Bedroom: buy this first
You need to sleep the first night, so the bedroom leads.
- Mattress ($300–700, queen). This is the one item where "cheapest available" costs you every single day. A well-reviewed foam or hybrid mattress in this range will be fine for years.
- Bed frame ($150–400). A simple platform frame with slats means you don't need a box spring. Skip the fancy headboard for now.
- Bedding ($100–175). Two sets of sheets, pillows, a duvet. One set is a trap — laundry day becomes a crisis.
Can wait: nightstand (a stool or chair works for a month), dresser (closet shelves and a couple of bins buy you time), headboard, bench, full-length mirror.

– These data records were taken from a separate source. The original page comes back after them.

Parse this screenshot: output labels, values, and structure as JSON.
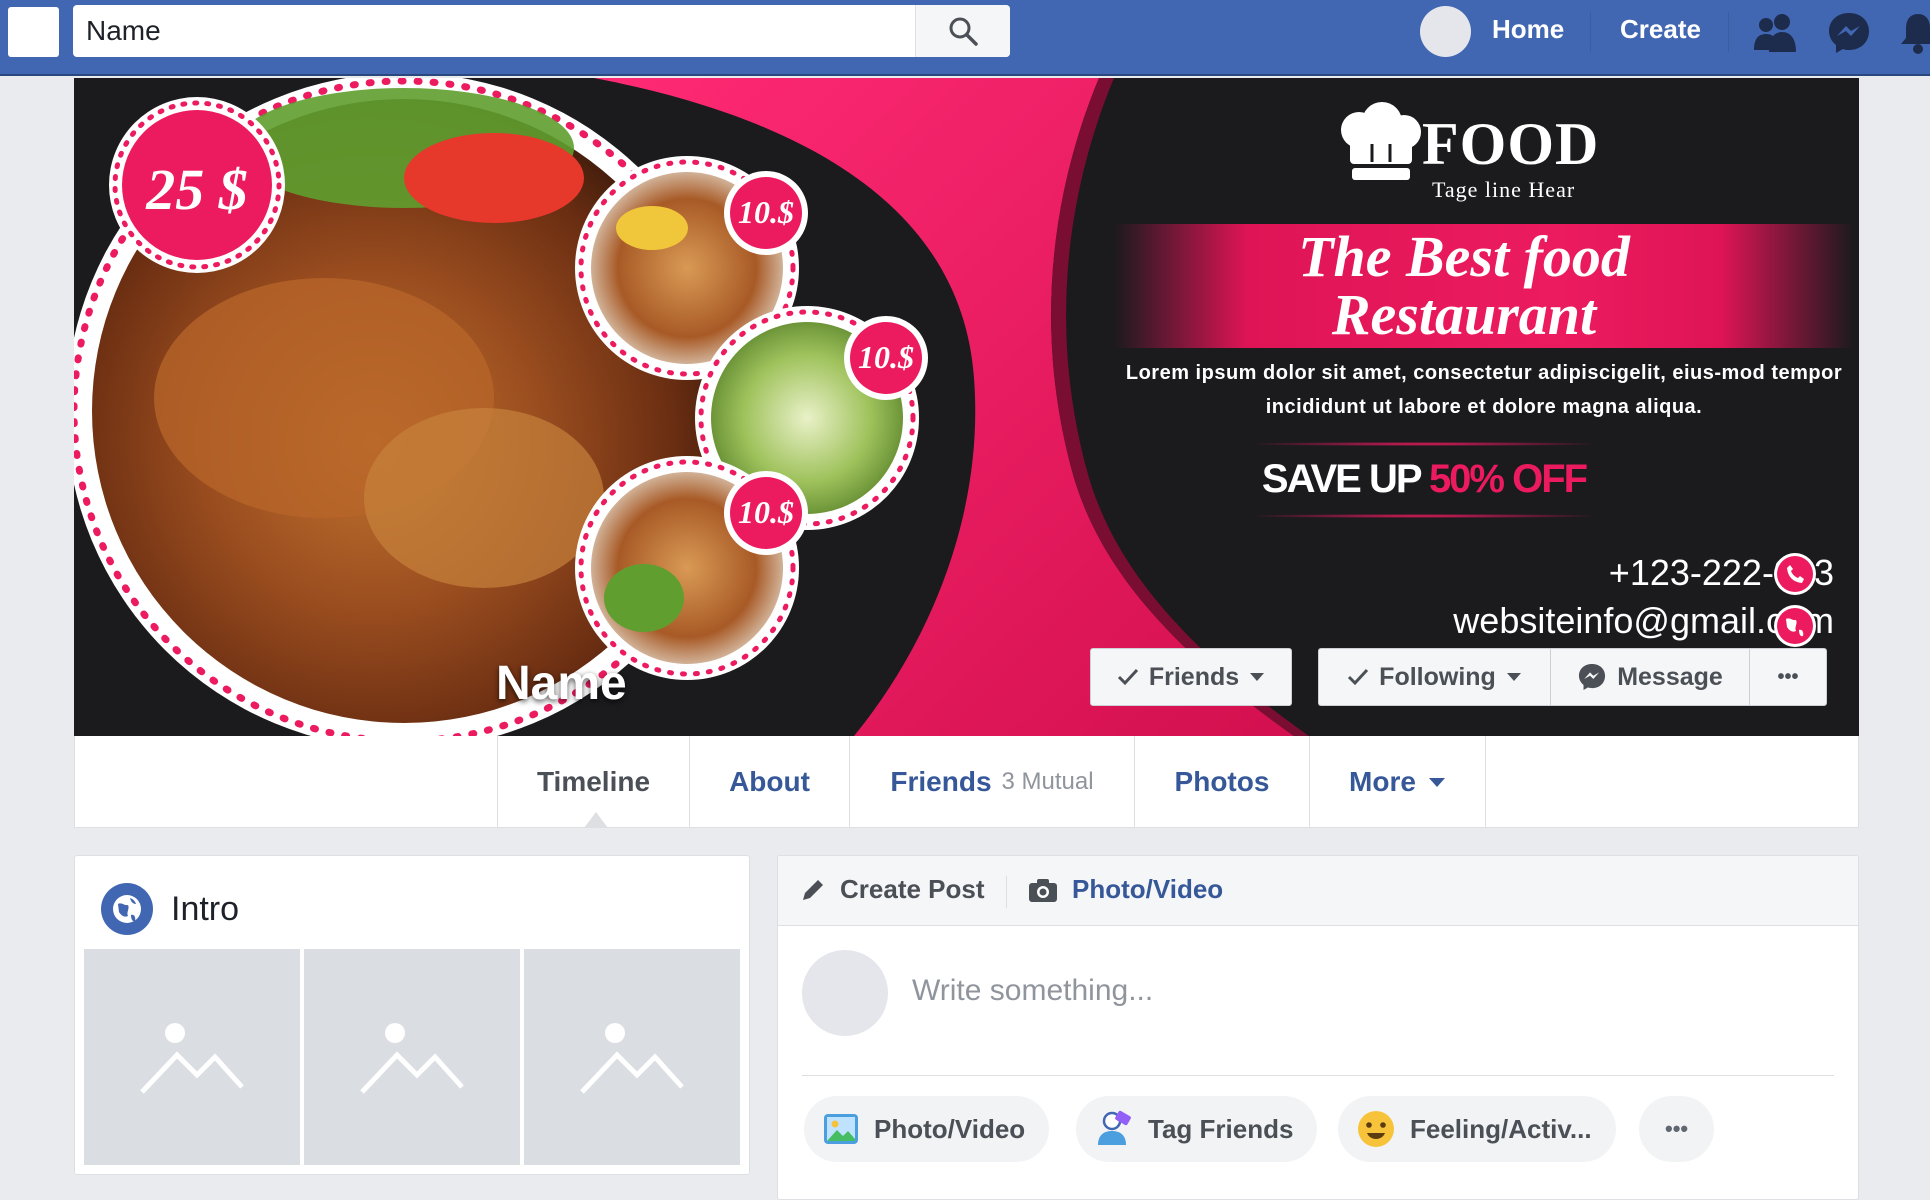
{
  "topbar": {
    "search_value": "Name",
    "links": [
      "Home",
      "Create"
    ],
    "icons": [
      "search-icon",
      "friends-icon",
      "messenger-icon",
      "notifications-icon"
    ],
    "bar_color": "#4267b2"
  },
  "cover": {
    "brand": "FOOD",
    "tagline": "Tage line Hear",
    "headline_1": "The Best food",
    "headline_2": "Restaurant",
    "description": "Lorem ipsum dolor sit amet, consectetur adipiscigelit,  eius-mod tempor incididunt ut labore et dolore magna aliqua.",
    "save_prefix": "SAVE UP ",
    "save_percent": "50% OFF",
    "phone": "+123-222-333",
    "email": "websiteinfo@gmail.com",
    "main_price": "25 $",
    "small_prices": [
      "10.$",
      "10.$",
      "10.$"
    ],
    "page_name": "Name",
    "accent_color": "#ec1b5f",
    "buttons": {
      "friends": "Friends",
      "following": "Following",
      "message": "Message",
      "more": "•••"
    }
  },
  "tabs": [
    {
      "label": "Timeline"
    },
    {
      "label": "About"
    },
    {
      "label": "Friends",
      "count": "3 Mutual"
    },
    {
      "label": "Photos"
    },
    {
      "label": "More"
    }
  ],
  "intro": {
    "title": "Intro",
    "photo_placeholders": 3
  },
  "composer": {
    "create_post": "Create Post",
    "photo_video": "Photo/Video",
    "placeholder": "Write something...",
    "actions": [
      "Photo/Video",
      "Tag Friends",
      "Feeling/Activ...",
      "•••"
    ]
  }
}
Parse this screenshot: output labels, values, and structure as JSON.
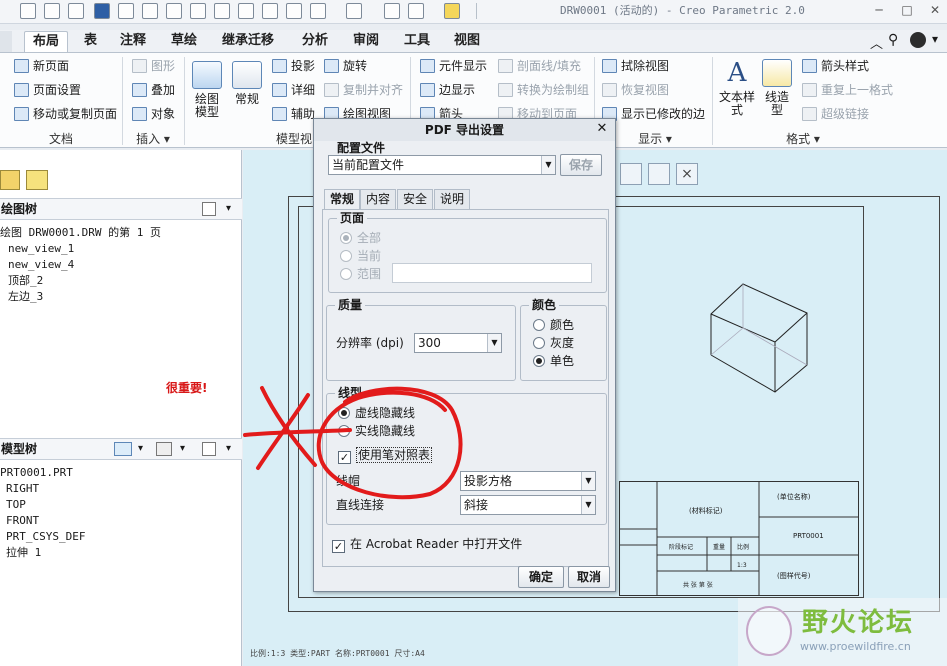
{
  "window": {
    "title": "DRW0001 (活动的) - Creo Parametric 2.0",
    "colors": {
      "accent": "#2f6db5",
      "annotation": "#e21b1b",
      "canvas": "#d9eef6",
      "dialog": "#eceff3"
    }
  },
  "ribbon": {
    "tabs": [
      "布局",
      "表",
      "注释",
      "草绘",
      "继承迁移",
      "分析",
      "审阅",
      "工具",
      "视图"
    ],
    "active_tab": "布局",
    "doc_group": {
      "items": [
        "新页面",
        "页面设置",
        "移动或复制页面"
      ],
      "label": "文档"
    },
    "insert_group": {
      "items": [
        "图形",
        "叠加",
        "对象"
      ],
      "label": "插入"
    },
    "model_group": {
      "buttons": [
        "绘图模型",
        "常规"
      ],
      "items": [
        "投影",
        "详细",
        "辅助",
        "旋转",
        "复制并对齐",
        "绘图视图"
      ],
      "label": "模型视图"
    },
    "edit_group": {
      "items": [
        "元件显示",
        "边显示",
        "箭头",
        "剖面线/填充",
        "转换为绘制组",
        "移动到页面"
      ]
    },
    "display_group": {
      "items": [
        "拭除视图",
        "恢复视图",
        "显示已修改的边"
      ],
      "label": "显示"
    },
    "format_group": {
      "buttons": [
        "文本样式",
        "线造型"
      ],
      "items": [
        "箭头样式",
        "重复上一格式",
        "超级链接"
      ],
      "label": "格式"
    }
  },
  "left_panel": {
    "drawing_tree": {
      "title": "绘图树",
      "items": [
        "绘图 DRW0001.DRW 的第 1 页",
        "new_view_1",
        "new_view_4",
        "顶部_2",
        "左边_3"
      ]
    },
    "annotation_note": "很重要!",
    "model_tree": {
      "title": "模型树",
      "items": [
        "PRT0001.PRT",
        "RIGHT",
        "TOP",
        "FRONT",
        "PRT_CSYS_DEF",
        "拉伸 1"
      ]
    }
  },
  "drawing": {
    "status": "比例:1:3    类型:PART  名称:PRT0001  尺寸:A4",
    "title_block": [
      "(单位名称)",
      "(材料标记)",
      "PRT0001",
      "(图样代号)",
      "阶段标记",
      "重量",
      "比例",
      "1:3",
      "共 张 第 张"
    ]
  },
  "dialog": {
    "title": "PDF 导出设置",
    "profile": {
      "label": "配置文件",
      "value": "当前配置文件",
      "save_label": "保存"
    },
    "tabs": [
      "常规",
      "内容",
      "安全",
      "说明"
    ],
    "active_tab": "常规",
    "page": {
      "label": "页面",
      "options": [
        "全部",
        "当前",
        "范围"
      ],
      "selected": "全部",
      "range_value": ""
    },
    "quality": {
      "label": "质量",
      "resolution_label": "分辨率 (dpi)",
      "resolution": "300"
    },
    "color": {
      "label": "颜色",
      "options": [
        "颜色",
        "灰度",
        "单色"
      ],
      "selected": "单色"
    },
    "linestyle": {
      "label": "线型",
      "options": [
        "虚线隐藏线",
        "实线隐藏线"
      ],
      "selected": "虚线隐藏线",
      "pen_table_label": "使用笔对照表",
      "pen_table_checked": true,
      "cap_label": "线帽",
      "cap_value": "投影方格",
      "join_label": "直线连接",
      "join_value": "斜接"
    },
    "open_in_reader": {
      "label": "在 Acrobat Reader 中打开文件",
      "checked": true
    },
    "ok_label": "确定",
    "cancel_label": "取消"
  },
  "watermark": {
    "title": "野火论坛",
    "url": "www.proewildfire.cn"
  }
}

Living room: the big two, then stop
- Sofa ($450–900). The most-used item in the apartment after the bed. Below this range, frames and cushions tend to give out fast; measure your doorway before you fall in love with anything (see our measuring guide).
- Floor lamp ($40–120). Most rentals have one sad ceiling fixture. A single warm floor lamp changes the whole room.
- Coffee table ($80–200). Or honestly, a sturdy side table to start. You need somewhere to put a drink; you don't need a statement piece.
Can wait: TV stand (the TV can sit on a dresser or even the floor against a wall for a few weeks), rug, accent chair, bookshelf, wall art. All of these get better choices after you've watched how light and traffic move through the room.
Dining: small and simple wins
- Table + two chairs ($150–350). A small round or drop-leaf table seats two comfortably and squeezes in four. First apartments rarely need more.
Can wait: the four-to-six person dining set, bar stools, a bar cart. If you host, folding chairs exist and nobody minds.
Kitchen: mostly not furniture
Unless you have a counter that wants stools, the kitchen barely touches this list. A cheap microwave cart or rolling shelf ($50–100) rescues small kitchens with no counter space, and that's usually the only "furniture" the room needs. The real kitchen spending is pots, knives, and plates — budget it separately so it doesn't quietly eat your sofa fund.
The unglamorous day-one stuff
None of it is furniture, but all of it is urgent: shower curtain and rings, trash cans, curtains or blackout shades for the bedroom, a plunger, and a doormat. Budget $100–150 total and get it in the first grocery run.
The trap to avoid
The most common first-apartment mistake is inverting the order: throw pillows, prints, and candles arrive in week one while you're still sleeping on a mattress on the floor in month three. Decor is the fun part, which is exactly why it should come last — it's also the part that depends most on the big pieces already being in place.
The short version: mattress, bed frame, bedding, sofa, one lamp, small table and two chairs. That's a livable apartment for roughly $1,200–2,500, and everything else can be a considered decision instead of a panic buy.
Once the essentials are handled, give yourself a month in the space before the second wave. You'll buy less, and everything you buy will earn its spot.